Bristol-Myers Squibb and Gilead are committed to providing you with current product information for the management of your patients for HIV infection. You can assist us by monitoring the safety of our products and reporting adverse reactions, which should be sent to the local representatives listed below or to the Medicines and Healthcare products Regulatory Agency (MHRA).

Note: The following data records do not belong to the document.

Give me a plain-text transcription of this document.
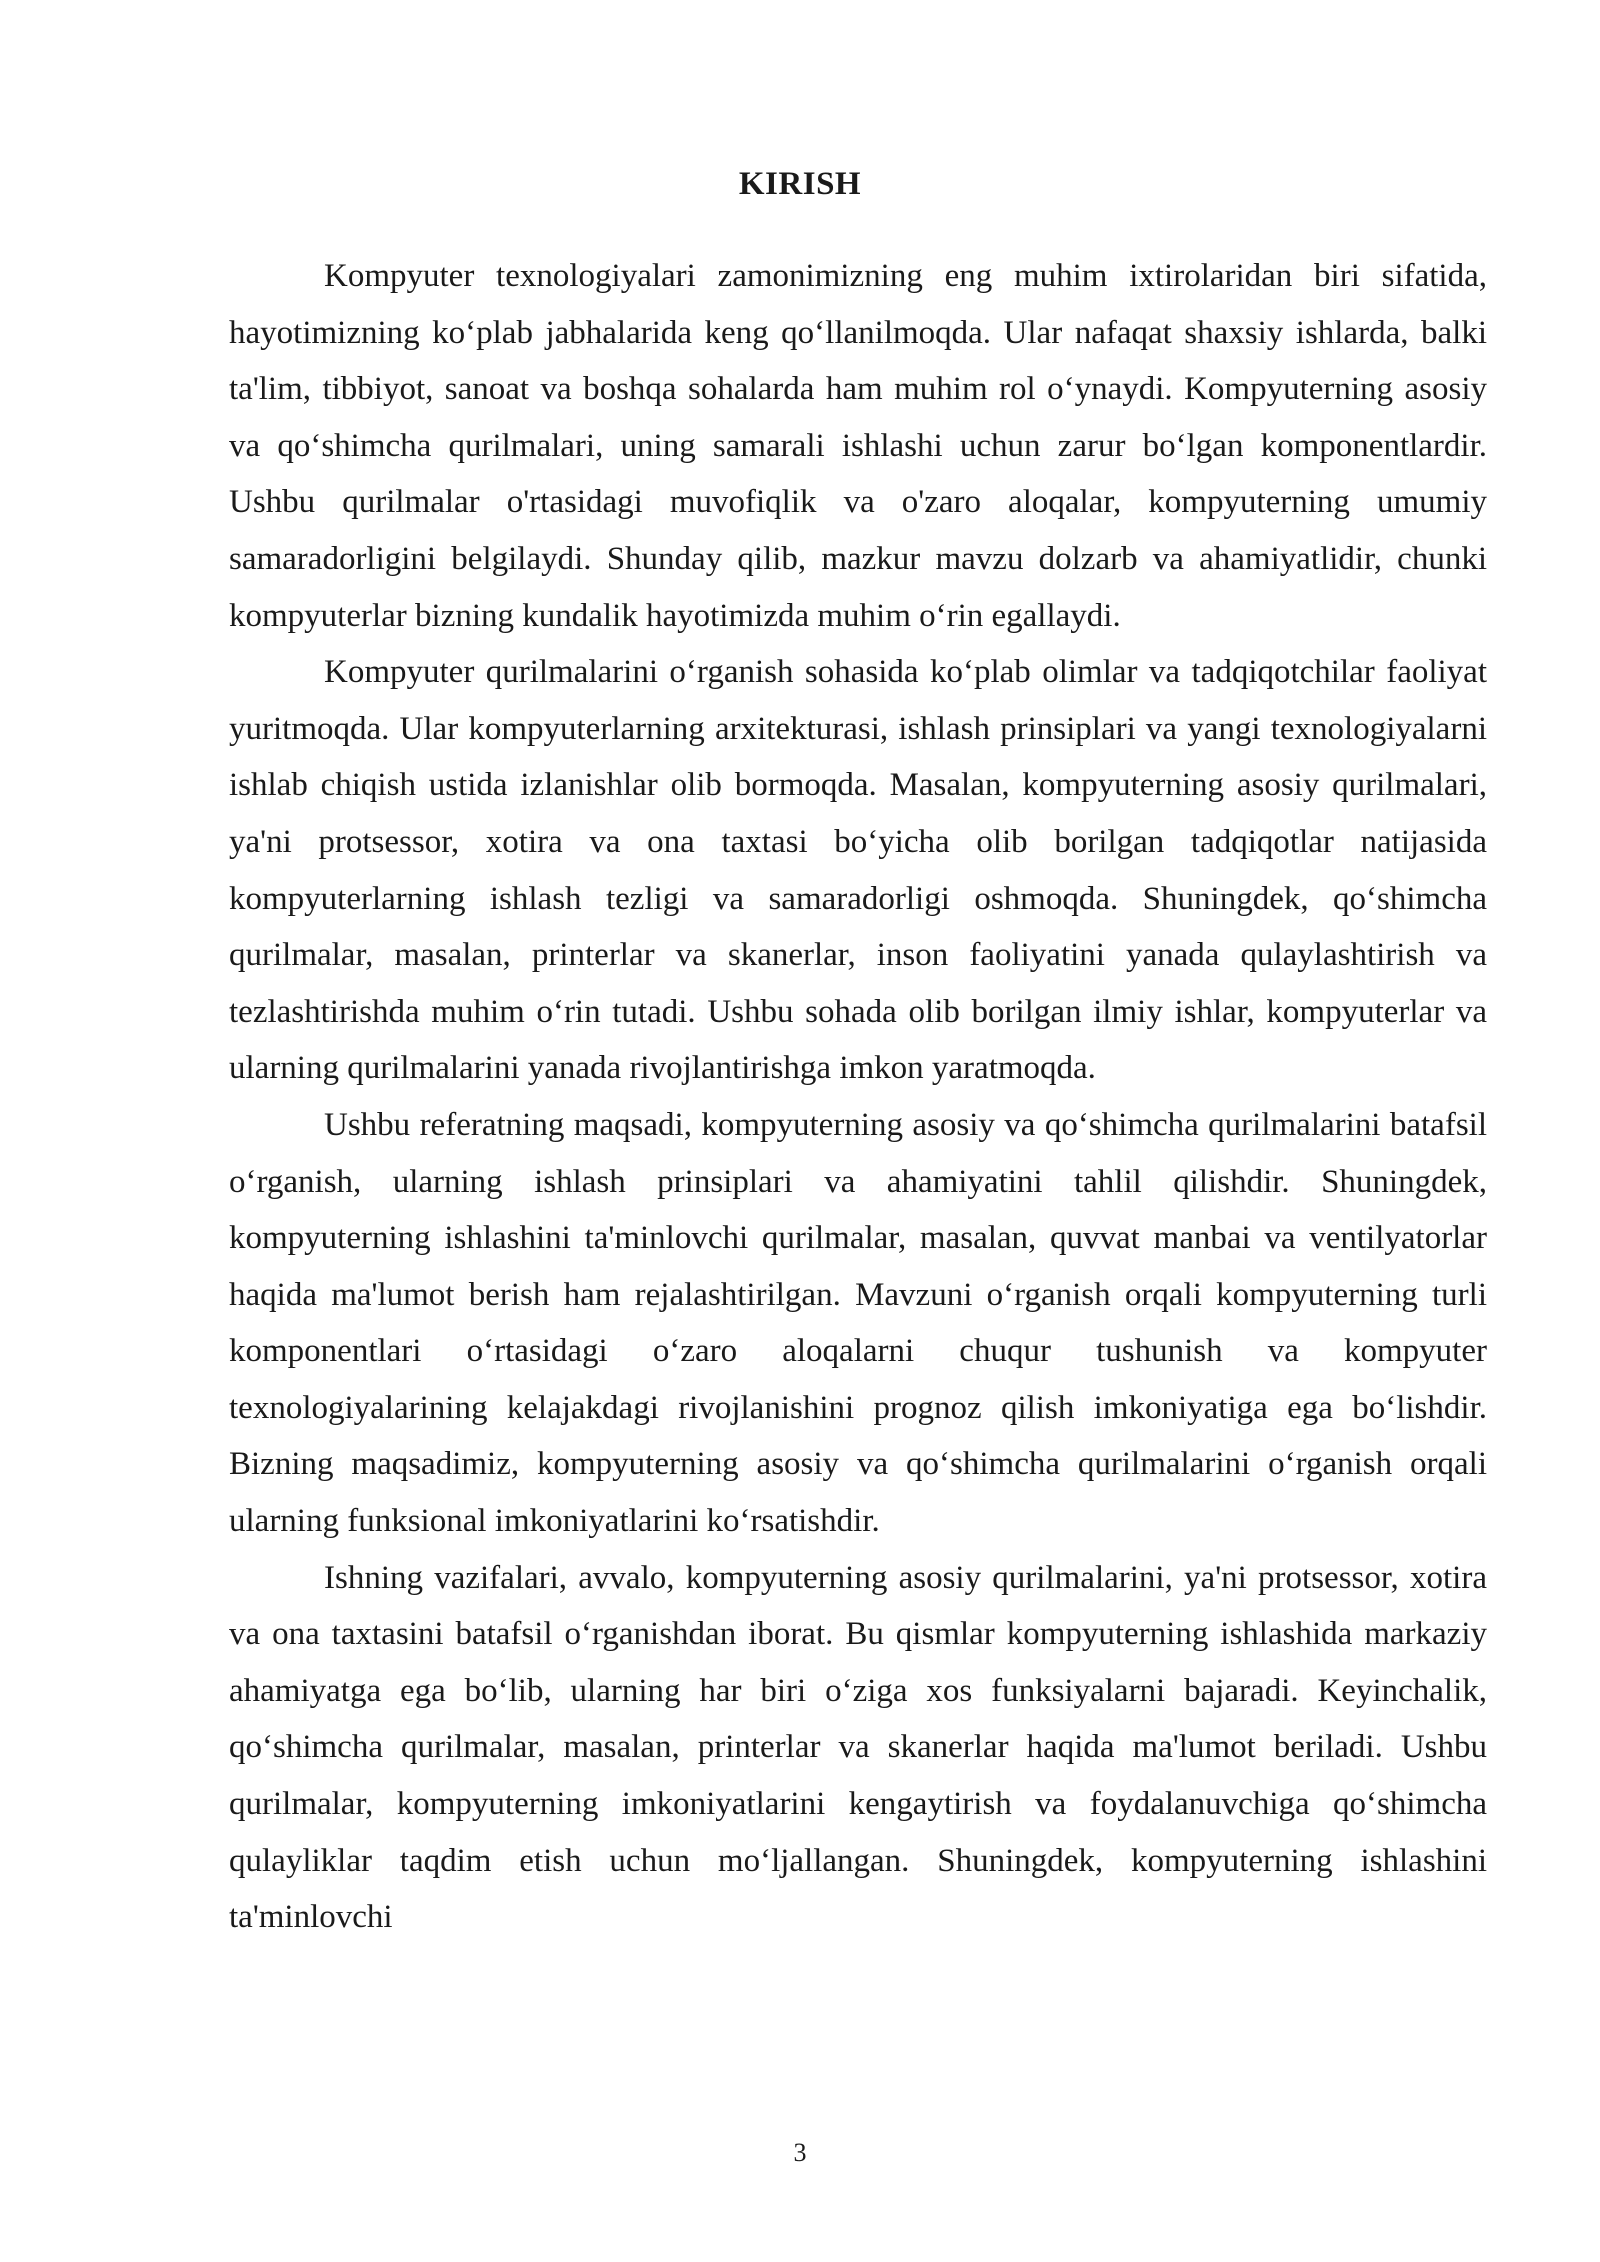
KIRISH

Kompyuter texnologiyalari zamonimizning eng muhim ixtirolaridan biri sifatida, hayotimizning ko‘plab jabhalarida keng qo‘llanilmoqda. Ular nafaqat shaxsiy ishlarda, balki ta'lim, tibbiyot, sanoat va boshqa sohalarda ham muhim rol o‘ynaydi. Kompyuterning asosiy va qo‘shimcha qurilmalari, uning samarali ishlashi uchun zarur bo‘lgan komponentlardir. Ushbu qurilmalar o'rtasidagi muvofiqlik va o'zaro aloqalar, kompyuterning umumiy samaradorligini belgilaydi. Shunday qilib, mazkur mavzu dolzarb va ahamiyatlidir, chunki kompyuterlar bizning kundalik hayotimizda muhim o‘rin egallaydi.

Kompyuter qurilmalarini o‘rganish sohasida ko‘plab olimlar va tadqiqotchilar faoliyat yuritmoqda. Ular kompyuterlarning arxitekturasi, ishlash prinsiplari va yangi texnologiyalarni ishlab chiqish ustida izlanishlar olib bormoqda. Masalan, kompyuterning asosiy qurilmalari, ya'ni protsessor, xotira va ona taxtasi bo‘yicha olib borilgan tadqiqotlar natijasida kompyuterlarning ishlash tezligi va samaradorligi oshmoqda. Shuningdek, qo‘shimcha qurilmalar, masalan, printerlar va skanerlar, inson faoliyatini yanada qulaylashtirish va tezlashtirishda muhim o‘rin tutadi. Ushbu sohada olib borilgan ilmiy ishlar, kompyuterlar va ularning qurilmalarini yanada rivojlantirishga imkon yaratmoqda.

Ushbu referatning maqsadi, kompyuterning asosiy va qo‘shimcha qurilmalarini batafsil o‘rganish, ularning ishlash prinsiplari va ahamiyatini tahlil qilishdir. Shuningdek, kompyuterning ishlashini ta'minlovchi qurilmalar, masalan, quvvat manbai va ventilyatorlar haqida ma'lumot berish ham rejalashtirilgan. Mavzuni o‘rganish orqali kompyuterning turli komponentlari o‘rtasidagi o‘zaro aloqalarni chuqur tushunish va kompyuter texnologiyalarining kelajakdagi rivojlanishini prognoz qilish imkoniyatiga ega bo‘lishdir. Bizning maqsadimiz, kompyuterning asosiy va qo‘shimcha qurilmalarini o‘rganish orqali ularning funksional imkoniyatlarini ko‘rsatishdir.

Ishning vazifalari, avvalo, kompyuterning asosiy qurilmalarini, ya'ni protsessor, xotira va ona taxtasini batafsil o‘rganishdan iborat. Bu qismlar kompyuterning ishlashida markaziy ahamiyatga ega bo‘lib, ularning har biri o‘ziga xos funksiyalarni bajaradi. Keyinchalik, qo‘shimcha qurilmalar, masalan, printerlar va skanerlar haqida ma'lumot beriladi. Ushbu qurilmalar, kompyuterning imkoniyatlarini kengaytirish va foydalanuvchiga qo‘shimcha qulayliklar taqdim etish uchun mo‘ljallangan. Shuningdek, kompyuterning ishlashini ta'minlovchi

3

For further information, please contact:

Medical Information Department
Bristol-Myers Squibb Pharmaceuticals Ltd
141 – 149 Staines Road
Hounslow, Middlesex
TW3 3JA

Gilead Sciences Ltd
Flowers Building, Granta Park
Abington, Cambridge
CB1 6GT
0800 7311736
01223 897555

References:

1. Podzamczer D, Ferrer E, Gatell JM et al. Early virologic failure with a combination of tenofovir, didanosine and efavirenz. Antiviral Therapy 10: 171-177, 2005.
2. Moyle G, Maitland D, Hand J et al. Early virological failure in persons with viral loads >100,000 copies/mL and CD4 counts <200/mm3 receiving didanosine/tenofovir/efavirenz as initial therapy: 12 week results from a randomized comparative trial [poster]. 44th ICAAC; 2004 October 30-November 2; Washington, DC, USA. Poster H-566.
3. Leon A, Martinez E, Malloloas J et al.Early virological failure in treatment-naive HIV-infected adults receiving didanosine and tenofovir plus efavirenz or nevirapine. AIDS 19(2): 213-215, 2005.
4. Jemsek J, Harper E, Hutcherson P. Poor virologic responses and early emergence of resistance in treatment-naive, HIV-infected patients receiving a once-daily triple nucleoside regimen of didanosine, lamivudine, and tenofovir DF [oral presentation]. 11th CROI; 2004. February 8-11; San Francisco, California, USA. Oral Presentation 51.

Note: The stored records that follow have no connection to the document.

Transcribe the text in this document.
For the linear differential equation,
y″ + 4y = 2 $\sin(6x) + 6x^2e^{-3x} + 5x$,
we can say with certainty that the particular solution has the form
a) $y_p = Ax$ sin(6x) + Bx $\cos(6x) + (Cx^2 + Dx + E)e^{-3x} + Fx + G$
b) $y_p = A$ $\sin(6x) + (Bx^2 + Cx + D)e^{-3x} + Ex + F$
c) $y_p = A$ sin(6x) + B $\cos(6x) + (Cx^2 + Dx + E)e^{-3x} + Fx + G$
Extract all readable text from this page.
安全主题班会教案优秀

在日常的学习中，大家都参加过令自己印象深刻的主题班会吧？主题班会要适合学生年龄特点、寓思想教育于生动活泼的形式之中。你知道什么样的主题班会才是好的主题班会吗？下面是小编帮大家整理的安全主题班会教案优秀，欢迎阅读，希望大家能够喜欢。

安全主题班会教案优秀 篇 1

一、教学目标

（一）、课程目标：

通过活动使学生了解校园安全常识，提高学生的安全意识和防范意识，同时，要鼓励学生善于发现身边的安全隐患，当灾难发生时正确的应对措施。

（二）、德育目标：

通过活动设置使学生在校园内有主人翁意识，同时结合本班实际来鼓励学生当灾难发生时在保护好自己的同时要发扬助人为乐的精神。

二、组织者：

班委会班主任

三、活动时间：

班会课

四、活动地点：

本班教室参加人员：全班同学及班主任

Summary of new recommendations regarding the co-administration of didanosine and tenofovir disoproxil fumarate that will be included in the EU Summary of Product Characteristics (SmPC) for Videx and Viread:

SmPC Section 4.4 (Special Warnings and Special Precautions for use):

Co-administration of tenofovir disoproxil fumarate and didanosine results in a 40-60% increase in systemic exposure to didanosine that may increase the risk for didanosine-related adverse events (see 4.5). Rare cases of pancreatitis and lactic acidosis, sometimes fatal, have been reported.

A reduced didanosine dose (250 mg) has been tested to avoid over-exposure to didanosine in case of co-administration with tenofovir disoproxil fumarate, but this has been associated with reports of high rate of virological failure and of emergence of resistance at early stage within several tested combinations. Co-administration of tenofovir disoproxil fumarate and didanosine is therefore not recommended, especially in patients with high viral load and low CD4 cell count. If this combination is judged strictly necessary, patients should be carefully monitored for efficacy and didanosine related adverse events.

SmPC Section 4.5 (Interactions with other medicinal products):

When didanosine gastro-resistant capsules were administered 2 hours prior to or concurrently with tenofovir disoproxil fumarate, the AUC for didanosine was on average increased by 48% and 60% respectively. The mean increase in the AUC of didanosine was 44% when the buffered tablets were administered 1 hour prior to tenofovir. In both cases the pharmacokinetic parameters for tenofovir administered with a light meal were unchanged. The co-administration of tenofovir disoproxil fumarate and didanosine is not recommended (see 4.4).